After a shakedown cruise in the eastern Atlantic, Nicholson escorted convoys through the U-boat-infested North Atlantic first from Boston to Newfoundland and then to Scotland and England until fall 1942. In a brief training period off the Virginia coast, she prepared for the Casablanca invasion, but a turbine casualty prevented her participation in the initial landings. She arrived four days later, 12 November, to assist in the consolidation of the beachhead and to patrol. She took part in the Bizerte campaign and the initial assaults on Salerno, coming under heavy air attack from the Luftwaffe at both Bizerte and Salerno.

===Convoys escorted===

| Convoy | Escort Group | Dates | Notes |
|---|---|---|---|
| HX 160 |  | 17–25 Nov 1941 | from Newfoundland to Iceland prior to US declaration of war |
| ON 41 |  | 4–10 Dec 1941 | from Iceland to Newfoundland; war declared during convoy |
| HX 173 |  | 3–10 Feb 1942 | from Newfoundland to Iceland |
| ON 67 |  | 19–28 Feb 1942 | from Iceland to Newfoundland |
| AT 17 |  | 1–12 July 1942 | troopships from New York City to Firth of Clyde |
| AT 18 |  | 6–17 Aug 1942 | troopships from New York City to Firth of Clyde |

=== Pacific service ===
After five months in the Mediterranean, Nicholson returned to the United States for overhaul in preparation for Pacific deployment, for which she sailed from Boston early in January 1944. When she reached New Guinea in February, she was assigned to escort LSTs in the Cape Gloucester campaign, already under way.

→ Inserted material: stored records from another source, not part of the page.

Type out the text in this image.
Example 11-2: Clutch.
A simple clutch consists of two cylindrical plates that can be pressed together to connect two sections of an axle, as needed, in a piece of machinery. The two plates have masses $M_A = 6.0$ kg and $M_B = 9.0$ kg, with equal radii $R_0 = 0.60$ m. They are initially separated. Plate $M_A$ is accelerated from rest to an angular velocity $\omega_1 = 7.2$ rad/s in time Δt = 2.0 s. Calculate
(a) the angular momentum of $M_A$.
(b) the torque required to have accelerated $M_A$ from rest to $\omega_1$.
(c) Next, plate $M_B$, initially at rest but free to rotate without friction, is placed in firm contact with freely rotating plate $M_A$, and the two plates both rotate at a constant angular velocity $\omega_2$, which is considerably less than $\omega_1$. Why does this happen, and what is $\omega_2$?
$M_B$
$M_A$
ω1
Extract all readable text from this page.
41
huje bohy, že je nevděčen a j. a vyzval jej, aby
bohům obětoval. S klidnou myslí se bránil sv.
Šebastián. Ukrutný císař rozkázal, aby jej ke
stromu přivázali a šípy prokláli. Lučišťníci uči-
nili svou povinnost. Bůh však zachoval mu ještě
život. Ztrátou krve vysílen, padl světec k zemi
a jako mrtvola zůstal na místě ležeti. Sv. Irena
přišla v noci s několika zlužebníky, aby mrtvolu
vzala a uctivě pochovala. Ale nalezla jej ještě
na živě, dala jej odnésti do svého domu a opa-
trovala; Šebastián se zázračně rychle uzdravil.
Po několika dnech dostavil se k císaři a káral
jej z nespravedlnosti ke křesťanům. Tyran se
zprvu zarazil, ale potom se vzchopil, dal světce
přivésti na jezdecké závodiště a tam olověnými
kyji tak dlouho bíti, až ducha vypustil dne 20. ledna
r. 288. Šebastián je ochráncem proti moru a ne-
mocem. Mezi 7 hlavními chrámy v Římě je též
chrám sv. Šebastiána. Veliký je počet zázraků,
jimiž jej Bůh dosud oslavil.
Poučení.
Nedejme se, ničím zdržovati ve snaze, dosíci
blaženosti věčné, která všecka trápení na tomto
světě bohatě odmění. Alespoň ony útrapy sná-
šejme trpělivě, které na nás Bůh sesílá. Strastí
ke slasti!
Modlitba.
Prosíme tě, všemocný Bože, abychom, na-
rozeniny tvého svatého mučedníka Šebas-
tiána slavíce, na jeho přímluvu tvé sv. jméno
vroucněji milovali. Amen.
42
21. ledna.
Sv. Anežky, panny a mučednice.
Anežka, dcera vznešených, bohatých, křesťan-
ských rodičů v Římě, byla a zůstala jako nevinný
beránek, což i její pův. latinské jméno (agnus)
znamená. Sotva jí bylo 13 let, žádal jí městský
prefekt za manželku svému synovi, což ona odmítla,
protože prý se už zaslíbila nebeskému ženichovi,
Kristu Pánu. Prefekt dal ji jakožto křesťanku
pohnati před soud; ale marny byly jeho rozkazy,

Throughout the long New Guinea campaign, a matter of successive assaults on coastal points and nearby islands, Nicholson gave gunfire support to troops ashore. She had similar duty in the Admiralties; when, during the conquest of Seeadler Harbor, she was assigned to draw fire from an enemy battery on Hauwei Island. Here she was hit by a 4 in shell which struck in No. 2 ammunition handling room, killing three and wounding four. She eliminated the enemy position.

In August 1944 Nicholson joined the 3rd Fleet in the Marshalls. She screened fast carriers in raids on the Bonins, Formosa, and the Philippines, supporting the invasion of the Palaus and the neutralization of Yap. Returning to the Philippines, her group assisted the 7th Fleet during the invasion of Leyte and the decisive Battle for Leyte Gulf, from which Nicholson sailed for a Seattle overhaul.

Returning to the western Pacific in February 1945, Nicholson escorted ships passing between Guam and Ulithi, and arrived off Okinawa for its invasion late in March. Serving in the exposed radar picket line, Nicholson came through untouched by kamikazes, but rescued survivors from stricken destroyers and .

Rejoining the 3rd Fleet for the final air operations against the Japanese home islands, Nicholson was off Honshū at the war's end. She entered Sagami Wan on 29 August and Tokyo Bay on 15 September. Returning to San Diego on 6 November, she sailed for Panama and Charleston, South Carolina, arriving on 23 November to join the Atlantic Reserve Fleet. She decommissioned on 26 February 1946 and was assigned as a Naval Reserve training ship in the 3d Naval District on 30 November 1948.

Nicholson received 10 battle stars for World War II service.

== Post-war service ==

While serving as reserve training ship at the Brooklyn Navy Yard, Nicholson served as the backdrop for the big-screen musical On the Town starring Frank Sinatra, Gene Kelly, Vera Ellen, Ann Miller and Betty Garret. The ship was shown in the beginning of the movie and also in the last scene.

Nicholson was recommissioned on 17 July 1950, then decommissioned once more and transferred to the Italian Navy 15 January 1951.

==Aviere (D 554) ==

Nicholson was sold to the Italian Navy 15 January 1951 and renamed Aviere. She was converted to an experimental gun ship in 1970. She was stricken and sunk as a target in 1975.